Additional markets and service providers will be announced in coming months, the company said.

"We're making a global commitment to embed 4G LTE mobile broadband across all of our vehicles," Mary Chan, president of GM's Global Connected Consumer, said in an interview.

"This is the largest commercial deployment of 4G LTE services in the auto industry."

The move marks an evolution for GM's OnStar division, which has 6 million subscribers in the US and Canada for the in-car communication service. The Detroit-based automaker traditionally emphasised OnStar's operators while other automakers have developed programs that used onboard navigating systems with video screens or systems that piggyback off a smartphone connection.

GM's OnStar operator-emphasis strategy is changing with the introduction of new telematic systems in Cadillac and Chevrolet, and Monday's announcement.

"This is a big deal," said Thilo Koslowski, an industry analyst with Gartner based in San Jose, California.

"They want to actually have embedded connectivity in their connected vehicles rather than relying on a mobile phone going forward, that's a pretty big shift in terms of where other vehicle manufacturers are today."

Long-term evolution, or LTE, is a higher speed, fourth-generation wireless technology compared with third-generation, or 3G.

In the US, AT&T, Verizon Communications, Sprint Nextel and T-Mobile USA are adding LTE to their networks. LTE allows mobile users to load videos and stream music as much as 10 times faster than 3G, according to GM.

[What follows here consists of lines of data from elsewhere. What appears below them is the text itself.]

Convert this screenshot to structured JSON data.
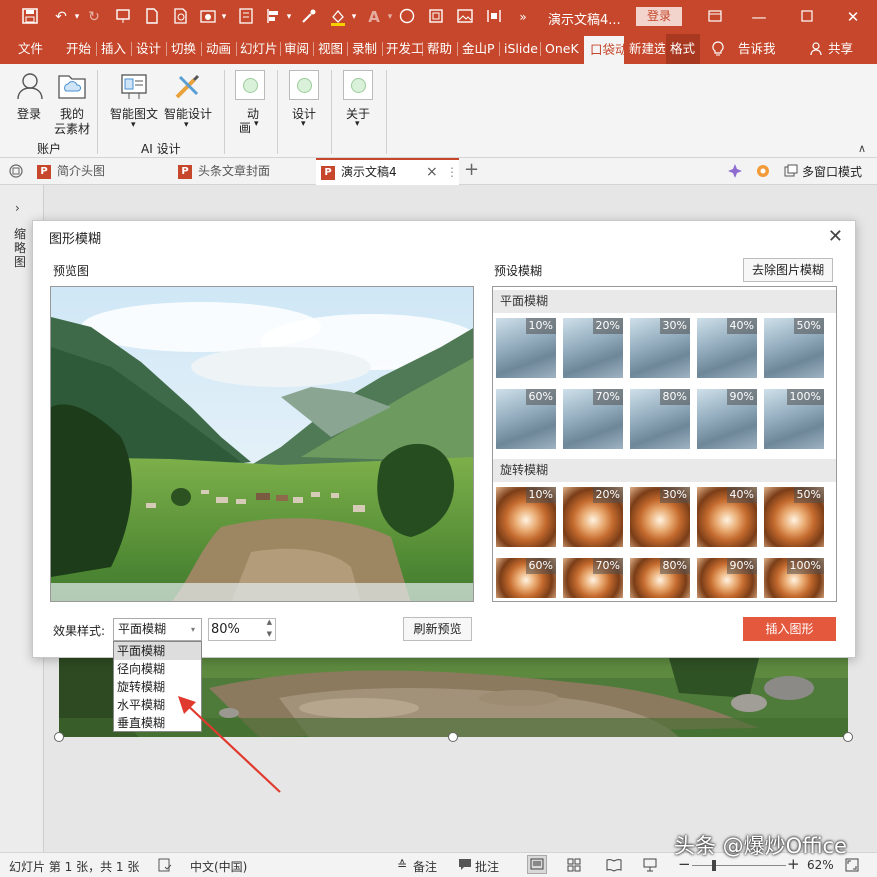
{
  "titlebar": {
    "doc_title": "演示文稿4...",
    "login": "登录",
    "icons": [
      "save-icon",
      "undo-icon",
      "redo-icon",
      "slideshow-icon",
      "new-icon",
      "print-preview-icon",
      "screenshot-icon",
      "format-icon",
      "eyedropper-icon",
      "fill-icon",
      "font-color-icon",
      "shape-icon",
      "crop-icon",
      "picture-icon",
      "align-icon",
      "more-icon"
    ]
  },
  "ribbon_tabs": [
    "文件",
    "开始",
    "插入",
    "设计",
    "切换",
    "动画",
    "幻灯片",
    "审阅",
    "视图",
    "录制",
    "开发工",
    "帮助",
    "金山P",
    "iSlide",
    "OneK",
    "口袋动",
    "新建选",
    "格式",
    "告诉我",
    "共享"
  ],
  "ribbon": {
    "login": "登录",
    "my_material_1": "我的",
    "my_material_2": "云素材",
    "account_group": "账户",
    "smart_image": "智能图文",
    "smart_design": "智能设计",
    "ai_group": "AI 设计",
    "anim_1": "动",
    "anim_2": "画",
    "design": "设计",
    "about": "关于"
  },
  "doc_tabs": {
    "tab1": "简介头图",
    "tab2": "头条文章封面",
    "tab3": "演示文稿4",
    "multiwindow": "多窗口模式"
  },
  "left_pane_label": "缩略图",
  "dialog": {
    "title": "图形模糊",
    "preview_label": "预览图",
    "preset_label": "预设模糊",
    "remove_blur": "去除图片模糊",
    "section_flat": "平面模糊",
    "section_rotate": "旋转模糊",
    "flat_levels": [
      "10%",
      "20%",
      "30%",
      "40%",
      "50%",
      "60%",
      "70%",
      "80%",
      "90%",
      "100%"
    ],
    "rotate_levels": [
      "10%",
      "20%",
      "30%",
      "40%",
      "50%",
      "60%",
      "70%",
      "80%",
      "90%",
      "100%"
    ],
    "effect_label": "效果样式:",
    "effect_value": "平面模糊",
    "percent_value": "80%",
    "refresh": "刷新预览",
    "insert": "插入图形"
  },
  "dropdown_options": [
    "平面模糊",
    "径向模糊",
    "旋转模糊",
    "水平模糊",
    "垂直模糊"
  ],
  "statusbar": {
    "slide_info": "幻灯片 第 1 张，共 1 张",
    "language": "中文(中国)",
    "notes": "备注",
    "comments": "批注",
    "zoom": "62%"
  },
  "watermark": "头条 @爆炒Office",
  "colors": {
    "accent": "#c6472b",
    "insert_button": "#e4593e",
    "arrow": "#e03a2e"
  }
}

With 4G, GM said it could include in-vehicle wi-fi hot spots, streaming videos and faster application downloads.

"This enables them to actually have the capabilities to support all kinds of innovative services and needs that consumers may evolve or may desire in the future by having this technology available," Koslowski said.

GM didn't disclose pricing details.

"There's going to be different tier levels of service that customers can choose and buy from," Chan said. The faster service won't be available for older vehicles, she said.

AT&T, the second-largest wireless carrier, said the OnStar agreement will boost prospects for the Dallas-based company.

"We think telematics will be a $US1 billion business for AT&T," said Glenn Lurie, head of emerging businesses at AT&T Mobility. "Moving forward with GM and OnStar is a big step in that direction."